Tapeworm Jane: Time interviews Jane Fonda and excerpts a description of her struggle with bulimia from her new memoir, My Life So Far: “I remember cutting out a magazine ad that said with $2 and some box tops they would send you a special kind of gum that had tapeworm eggs in it and when you chewed it the worms would hatch and eat up all the food you consumed.” (She sent away for the worms, but they never arrived.) The memoir covers Fonda’s discovery of Christianity and feminism, her lifelong problems with bulimia, and the sexual threesomes that ex-husband Roger Vadim forced upon her. Last week’s Newsweek pointed out that “the irony is that some of these “revelations” were ‘revealed’ before—it’s just that Fonda hasn’t been much on people’s minds for a decade or so.”—B.B.

Wired, April 2005
Alternative-fuel cars are poised to overtake China, according to a piece on the booming Chinese auto market. As pollution rises and automobiles become more affordable, going green may be a matter of necessity for the country’s centrally controlled auto industry.
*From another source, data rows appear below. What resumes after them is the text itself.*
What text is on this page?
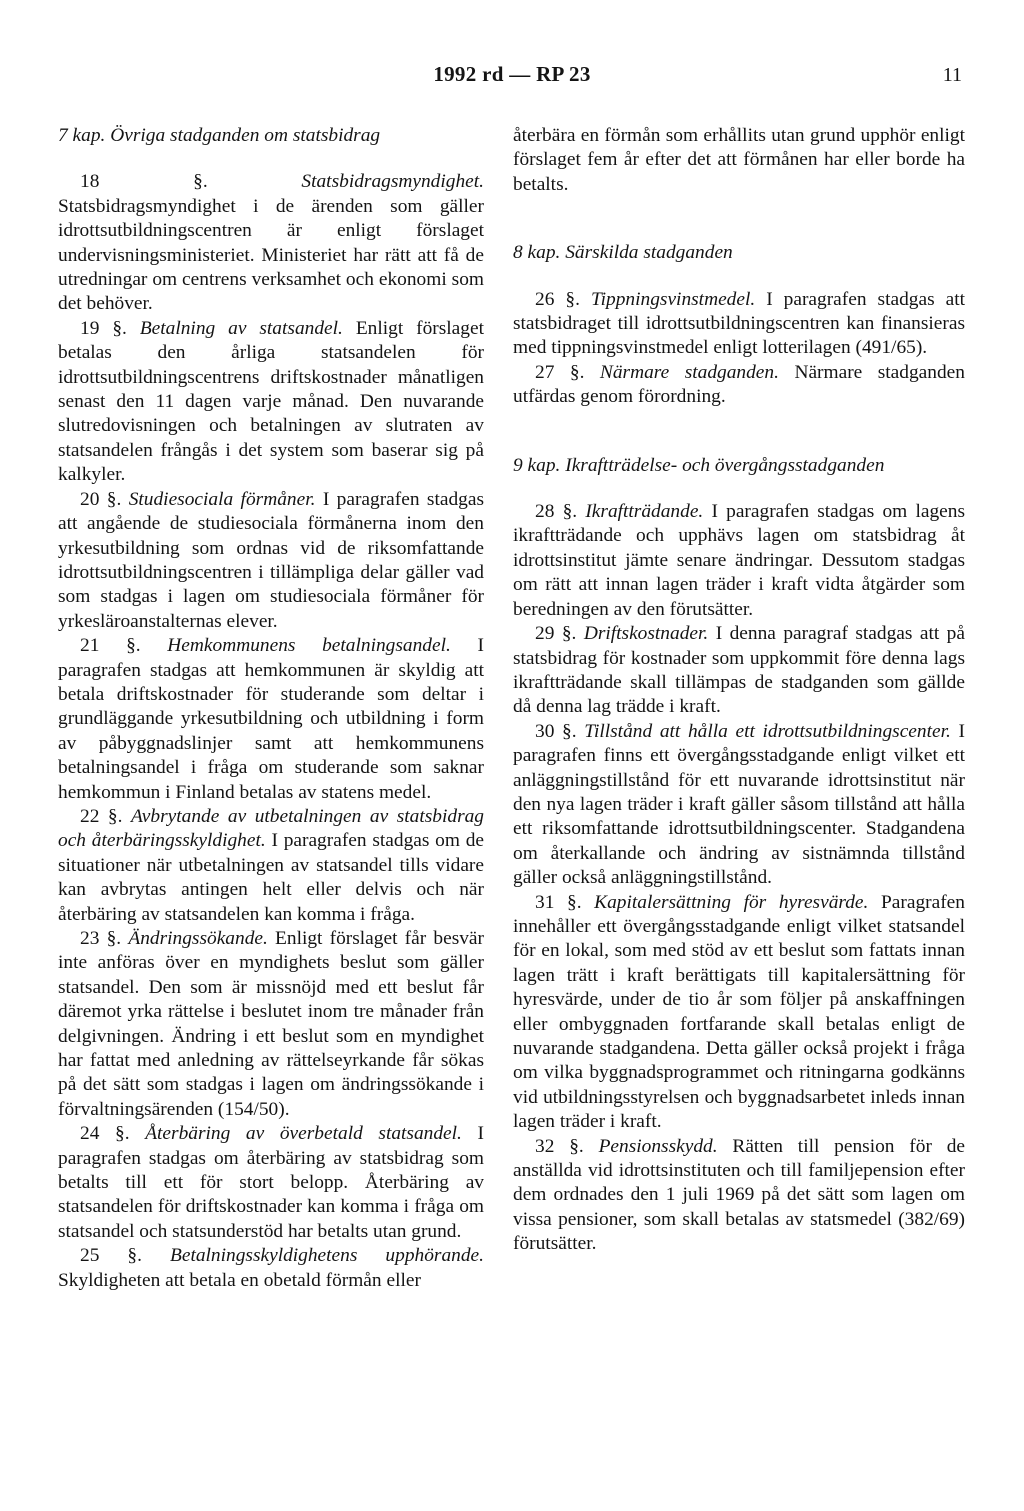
1992 rd — RP 23	11

7 kap. Övriga stadganden om statsbidrag

18 §.	Statsbidragsmyndighet. Statsbidragsmyndighet i de ärenden som gäller idrottsutbildningscentren är enligt förslaget undervisningsministeriet. Ministeriet har rätt att få de utredningar om centrens verksamhet och ekonomi som det behöver.

19 §. Betalning av statsandel. Enligt förslaget betalas den årliga statsandelen för idrottsutbildningscentrens driftskostnader månatligen senast den 11 dagen varje månad. Den nuvarande slutredovisningen och betalningen av slutraten av statsandelen frångås i det system som baserar sig på kalkyler.

20 §. Studiesociala förmåner. I paragrafen stadgas att angående de studiesociala förmånerna inom den yrkesutbildning som ordnas vid de riksomfattande idrottsutbildningscentren i tillämpliga delar gäller vad som stadgas i lagen om studiesociala förmåner för yrkesläroanstalternas elever.

21 §. Hemkommunens betalningsandel. I paragrafen stadgas att hemkommunen är skyldig att betala driftskostnader för studerande som deltar i grundläggande yrkesutbildning och utbildning i form av påbyggnadslinjer samt att hemkommunens betalningsandel i fråga om studerande som saknar hemkommun i Finland betalas av statens medel.

22 §. Avbrytande av utbetalningen av statsbidrag och återbäringsskyldighet. I paragrafen stadgas om de situationer när utbetalningen av statsandel tills vidare kan avbrytas antingen helt eller delvis och när återbäring av statsandelen kan komma i fråga.

23 §. Ändringssökande. Enligt förslaget får besvär inte anföras över en myndighets beslut som gäller statsandel. Den som är missnöjd med ett beslut får däremot yrka rättelse i beslutet inom tre månader från delgivningen. Ändring i ett beslut som en myndighet har fattat med anledning av rättelseyrkande får sökas på det sätt som stadgas i lagen om ändringssökande i förvaltningsärenden (154/50).

24 §. Återbäring av överbetald statsandel. I paragrafen stadgas om återbäring av statsbidrag som betalts till ett för stort belopp. Återbäring av statsandelen för driftskostnader kan komma i fråga om statsandel och statsunderstöd har betalts utan grund.

25 §. Betalningsskyldighetens upphörande. Skyldigheten att betala en obetald förmån eller

återbära en förmån som erhållits utan grund upphör enligt förslaget fem år efter det att förmånen har eller borde ha betalts.

8 kap. Särskilda stadganden

26 §. Tippningsvinstmedel. I paragrafen stadgas att statsbidraget till idrottsutbildningscentren kan finansieras med tippningsvinstmedel enligt lotterilagen (491/65).

27 §. Närmare stadganden. Närmare stadganden utfärdas genom förordning.

9 kap. Ikraftträdelse- och övergångsstadganden

28 §. Ikraftträdande. I paragrafen stadgas om lagens ikraftträdande och upphävs lagen om statsbidrag åt idrottsinstitut jämte senare ändringar. Dessutom stadgas om rätt att innan lagen träder i kraft vidta åtgärder som beredningen av den förutsätter.

29 §. Driftskostnader. I denna paragraf stadgas att på statsbidrag för kostnader som uppkommit före denna lags ikraftträdande skall tillämpas de stadganden som gällde då denna lag trädde i kraft.

30 §. Tillstånd att hålla ett idrottsutbildningscenter. I paragrafen finns ett övergångsstadgande enligt vilket ett anläggningstillstånd för ett nuvarande idrottsinstitut när den nya lagen träder i kraft gäller såsom tillstånd att hålla ett riksomfattande idrottsutbildningscenter. Stadgandena om återkallande och ändring av sistnämnda tillstånd gäller också anläggningstillstånd.

31 §. Kapitalersättning för hyresvärde. Paragrafen innehåller ett övergångsstadgande enligt vilket statsandel för en lokal, som med stöd av ett beslut som fattats innan lagen trätt i kraft berättigats till kapitalersättning för hyresvärde, under de tio år som följer på anskaffningen eller ombyggnaden fortfarande skall betalas enligt de nuvarande stadgandena. Detta gäller också projekt i fråga om vilka byggnadsprogrammet och ritningarna godkänns vid utbildningsstyrelsen och byggnadsarbetet inleds innan lagen träder i kraft.

32 §. Pensionsskydd. Rätten till pension för de anställda vid idrottsinstituten och till familjepension efter dem ordnades den 1 juli 1969 på det sätt som lagen om vissa pensioner, som skall betalas av statsmedel (382/69) förutsätter.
This could give China a jump-start on the hydrogen economy. “China may actually benefit from it’s very backward-ness,” writes Lisa Margonelli. “All those bicycles mean there isn’t a cumbersome—and entrenched—gasoline infrastructure to stand in the way of the next big thing.” A piece explores how four Mexican teenagers, all undocumented immigrants living in Phoenix, beat MIT’s team at a national underwater robotics competition. The team built a robot capable of surveying mock submarine wreckage 50 feet underwater, all for just $800, compared with the MIT team’s $11,000 budget.—J.S.